Understanding the Smallest 3-Digit Number Divisible by 3 and Another Factor
When tackling the problem of finding the smallest 3-digit number divisible by 3 and another factor, it’s essential to consider the mathematical properties and the Least Common Multiple (LCM). This guide will walk you through various strategies and examples to help you find the solution accurately.
Example 1: Divisibility by 3, 72, and 743
One of the examples provided includes the question of finding the smallest 3-digit number divisible by 3 and 743. However, 743 and 742 (148) are not divisible by 3. The next number, 741, is 3×247, so it’s not divisible by 3. Therefore, the number 743 is not divisible by 3 and 742 (148). Hence, the answer ends up being 222. Yet, this approach seems inaccurate since it does not converge on a correct multiple of both 3 and 743.

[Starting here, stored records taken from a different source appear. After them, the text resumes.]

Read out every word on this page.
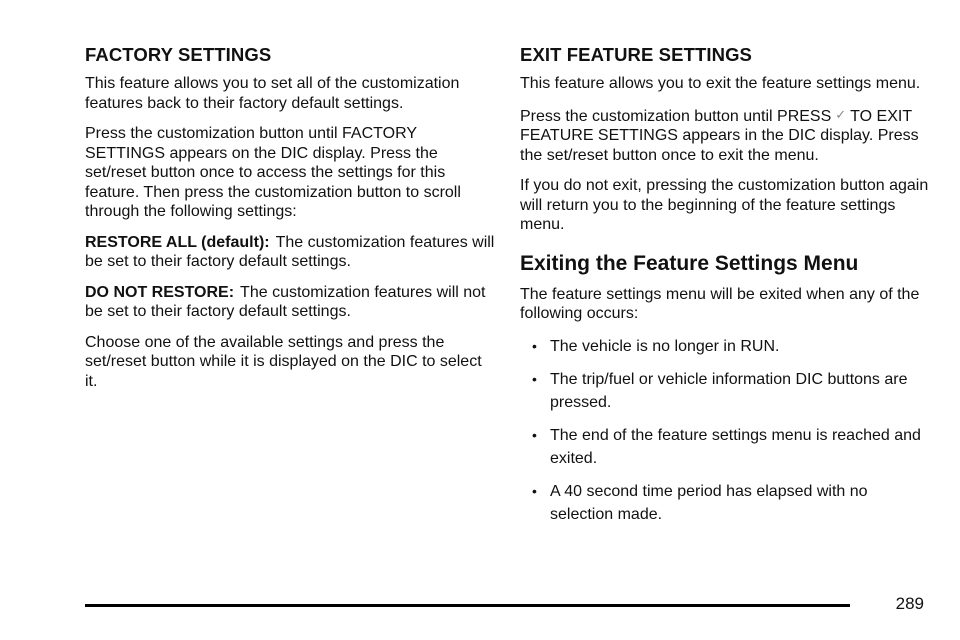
FACTORY SETTINGS

This feature allows you to set all of the customization features back to their factory default settings.

Press the customization button until FACTORY SETTINGS appears on the DIC display. Press the set/reset button once to access the settings for this feature. Then press the customization button to scroll through the following settings:

RESTORE ALL (default): The customization features will be set to their factory default settings.

DO NOT RESTORE: The customization features will not be set to their factory default settings.

Choose one of the available settings and press the set/reset button while it is displayed on the DIC to select it.

EXIT FEATURE SETTINGS

This feature allows you to exit the feature settings menu.

Press the customization button until PRESS ✓ TO EXIT FEATURE SETTINGS appears in the DIC display. Press the set/reset button once to exit the menu.

If you do not exit, pressing the customization button again will return you to the beginning of the feature settings menu.

Exiting the Feature Settings Menu

The feature settings menu will be exited when any of the following occurs:

• The vehicle is no longer in RUN.
• The trip/fuel or vehicle information DIC buttons are pressed.
• The end of the feature settings menu is reached and exited.
• A 40 second time period has elapsed with no selection made.
289
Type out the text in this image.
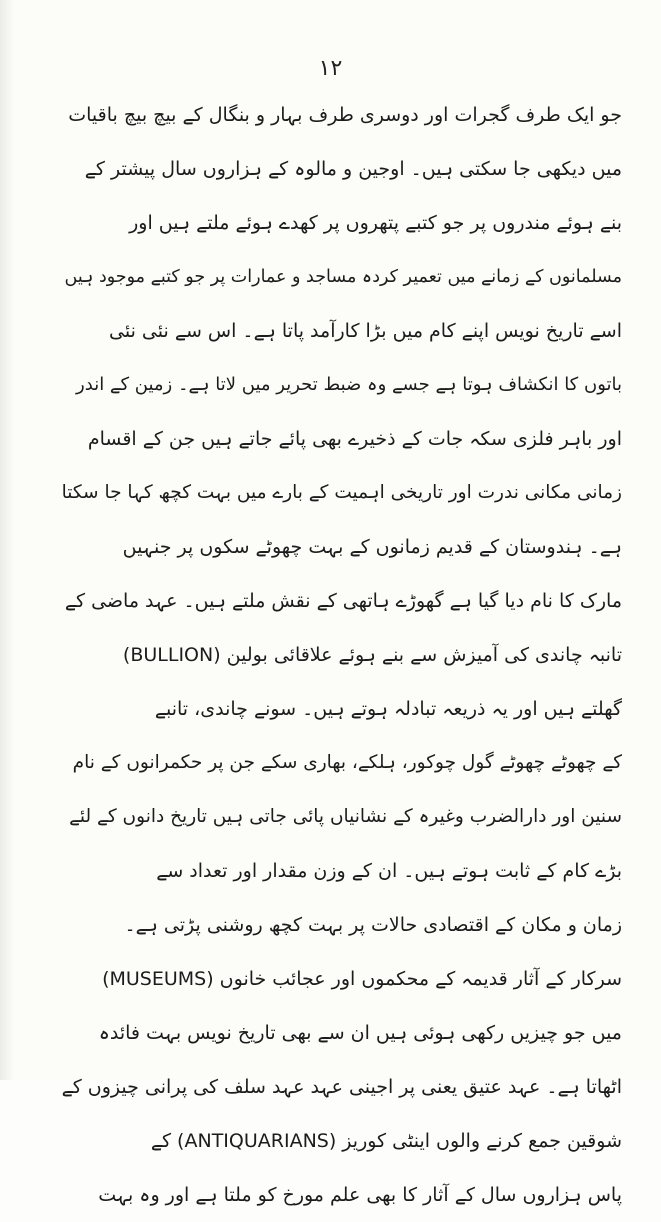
۱۲
جو ایک طرف گجرات اور دوسری طرف بہار و بنگال کے بیچ بیچ باقیات
میں دیکھی جا سکتی ہیں۔ اوجین و مالوہ کے ہزاروں سال پیشتر کے
بنے ہوئے مندروں پر جو کتبے پتھروں پر کھدے ہوئے ملتے ہیں اور
مسلمانوں کے زمانے میں تعمیر کردہ مساجد و عمارات پر جو کتبے موجود ہیں
اسے تاریخ نویس اپنے کام میں بڑا کارآمد پاتا ہے۔ اس سے نئی نئی
باتوں کا انکشاف ہوتا ہے جسے وہ ضبط تحریر میں لاتا ہے۔ زمین کے اندر
اور باہر فلزی سکہ جات کے ذخیرے بھی پائے جاتے ہیں جن کے اقسام
زمانی مکانی ندرت اور تاریخی اہمیت کے بارے میں بہت کچھ کہا جا سکتا
ہے۔ ہندوستان کے قدیم زمانوں کے بہت چھوٹے سکوں پر جنہیں
مارک کا نام دیا گیا ہے گھوڑے ہاتھی کے نقش ملتے ہیں۔ عہد ماضی کے
تانبہ چاندی کی آمیزش سے بنے ہوئے علاقائی بولین (BULLION)
گھلتے ہیں اور یہ ذریعہ تبادلہ ہوتے ہیں۔ سونے چاندی، تانبے
کے چھوٹے چھوٹے گول چوکور، ہلکے، بھاری سکے جن پر حکمرانوں کے نام
سنین اور دارالضرب وغیرہ کے نشانیاں پائی جاتی ہیں تاریخ دانوں کے لئے
بڑے کام کے ثابت ہوتے ہیں۔ ان کے وزن مقدار اور تعداد سے
زمان و مکان کے اقتصادی حالات پر بہت کچھ روشنی پڑتی ہے۔
سرکار کے آثار قدیمہ کے محکموں اور عجائب خانوں (MUSEUMS)
میں جو چیزیں رکھی ہوئی ہیں ان سے بھی تاریخ نویس بہت فائدہ
اٹھاتا ہے۔ عہد عتیق یعنی پر اجینی عہد عہد سلف کی پرانی چیزوں کے
شوقین جمع کرنے والوں اینٹی کوریز (ANTIQUARIANS) کے
پاس ہزاروں سال کے آثار کا بھی علم مورخ کو ملتا ہے اور وہ بہت
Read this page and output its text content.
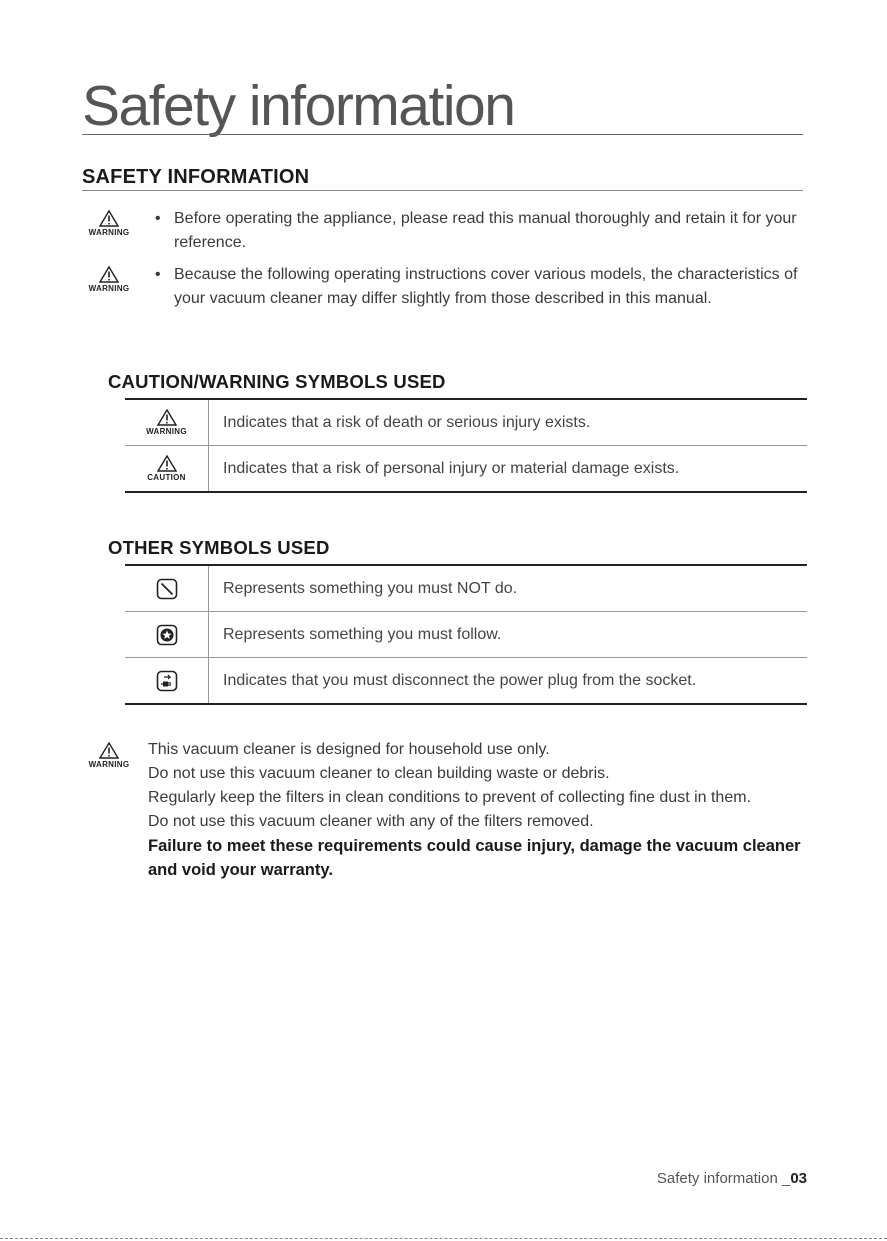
Safety information
SAFETY INFORMATION
WARNING
• Before operating the appliance, please read this manual thoroughly and retain it for your reference.
WARNING
• Because the following operating instructions cover various models, the characteristics of your vacuum cleaner may differ slightly from those described in this manual.
CAUTION/WARNING SYMBOLS USED
WARNING
Indicates that a risk of death or serious injury exists.
CAUTION
Indicates that a risk of personal injury or material damage exists.
OTHER SYMBOLS USED
Represents something you must NOT do.
Represents something you must follow.
Indicates that you must disconnect the power plug from the socket.
WARNING

This vacuum cleaner is designed for household use only.

Do not use this vacuum cleaner to clean building waste or debris.

Regularly keep the filters in clean conditions to prevent of collecting fine dust in them.

Do not use this vacuum cleaner with any of the filters removed.

Failure to meet these requirements could cause injury, damage the vacuum cleaner and void your warranty.

Safety information _03
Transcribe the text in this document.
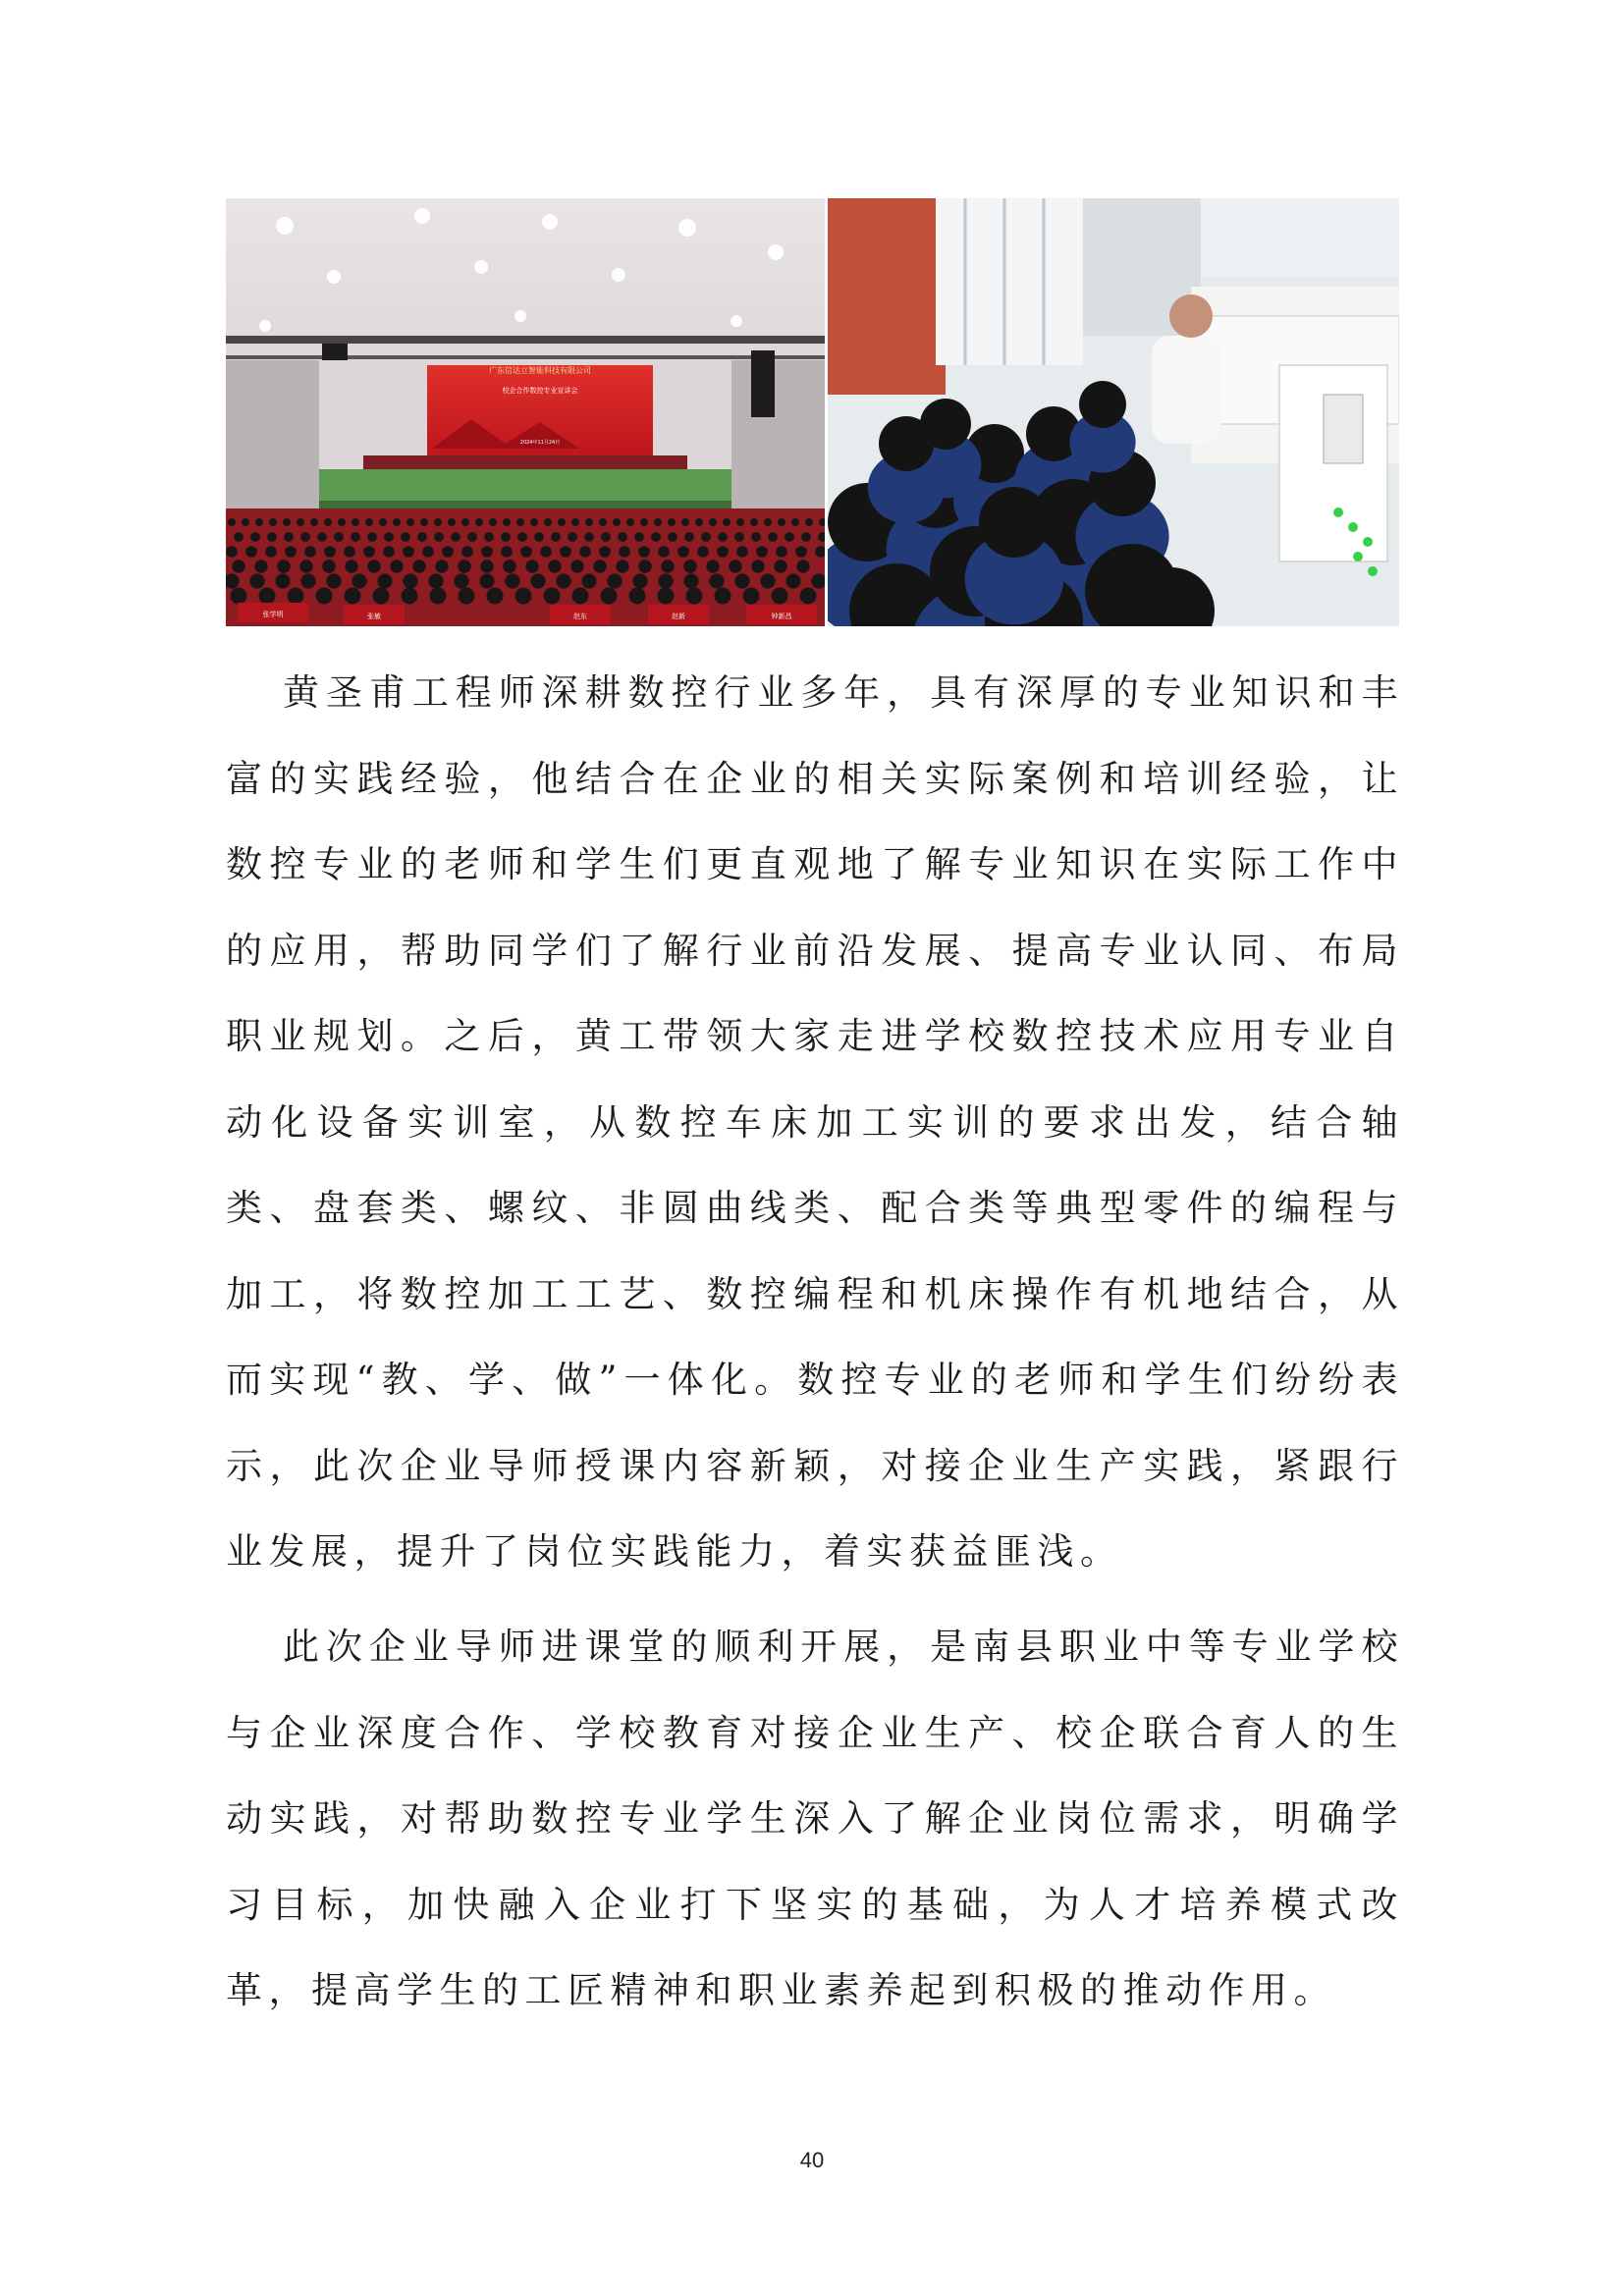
广东信达立智能科技有限公司
校企合作数控专业宣讲会
2024年11月24日
张学明	张敏	赵东	赵新	钟新昌

黄圣甫工程师深耕数控行业多年，具有深厚的专业知识和丰富的实践经验，他结合在企业的相关实际案例和培训经验，让数控专业的老师和学生们更直观地了解专业知识在实际工作中的应用，帮助同学们了解行业前沿发展、提高专业认同、布局职业规划。之后，黄工带领大家走进学校数控技术应用专业自动化设备实训室，从数控车床加工实训的要求出发，结合轴类、盘套类、螺纹、非圆曲线类、配合类等典型零件的编程与加工，将数控加工工艺、数控编程和机床操作有机地结合，从而实现“教、学、做”一体化。数控专业的老师和学生们纷纷表示，此次企业导师授课内容新颖，对接企业生产实践，紧跟行业发展，提升了岗位实践能力，着实获益匪浅。

此次企业导师进课堂的顺利开展，是南县职业中等专业学校与企业深度合作、学校教育对接企业生产、校企联合育人的生动实践，对帮助数控专业学生深入了解企业岗位需求，明确学习目标，加快融入企业打下坚实的基础，为人才培养模式改革，提高学生的工匠精神和职业素养起到积极的推动作用。

40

Example 2: Divisibility by 3, 72, and 144
Another example that looks for the first three-digit number in the table of 72, which is 144. Since 144 is divisible by 3 (144 ÷ 3 48), the smallest 3-digit number divisible by both 3 and 72 is 144.
Example 3: Divisibility by 3 and 77
For finding the LCM of 3 and 77, the least common multiple (LCM) is calculated as 3×7×11, which is 231. Therefore, the smallest 3-digit number divisible by both 3 and 77 is 231.
Example 4: Divisibility by 3 and 75
When we consider the problem of finding the smallest 3-digit number divisible by 3 and 75, we first note that since 3 divides 75, we need to find the smallest 3-digit number divisible by 75. Dividing 1000 by 75 gives approximately 13.3, and 13 times 75 equals 975, making it the smallest three-digit number divisible by both 3 and 75.
Example 5: Divisibility by 3, 75, and 975
Since 3 divides 75, we need only find the smallest three-digit number divisible by 75. The smallest 3-digit number divisible by 75 is 975, which is 13 times 75. Thus, 975 is the smallest 3-digit number divisible by 3 and 75.
Example 6: Divisibility by 3, 75, and 150
Dividing 100 by 75 gives 1.33, and 13 times 75 equals 1050, which is not a 3-digit number. The next multiple of 75 that is a 3-digit number is 975. Simplifying, 75 ÷ 3 25, and 100 ÷ 50 2, making the smallest 3-digit number divisible by 3 and 75 equal to 150.
Conclusion
The process of finding the smallest 3-digit number divisible by 3 and another factor involves identifying the least common multiple (LCM) and finding the smallest 3-digit multiple of that LCM. Whether it’s 144, 231, or 150, understanding the LCM and divisibility rules is vital for solving such problems accurately.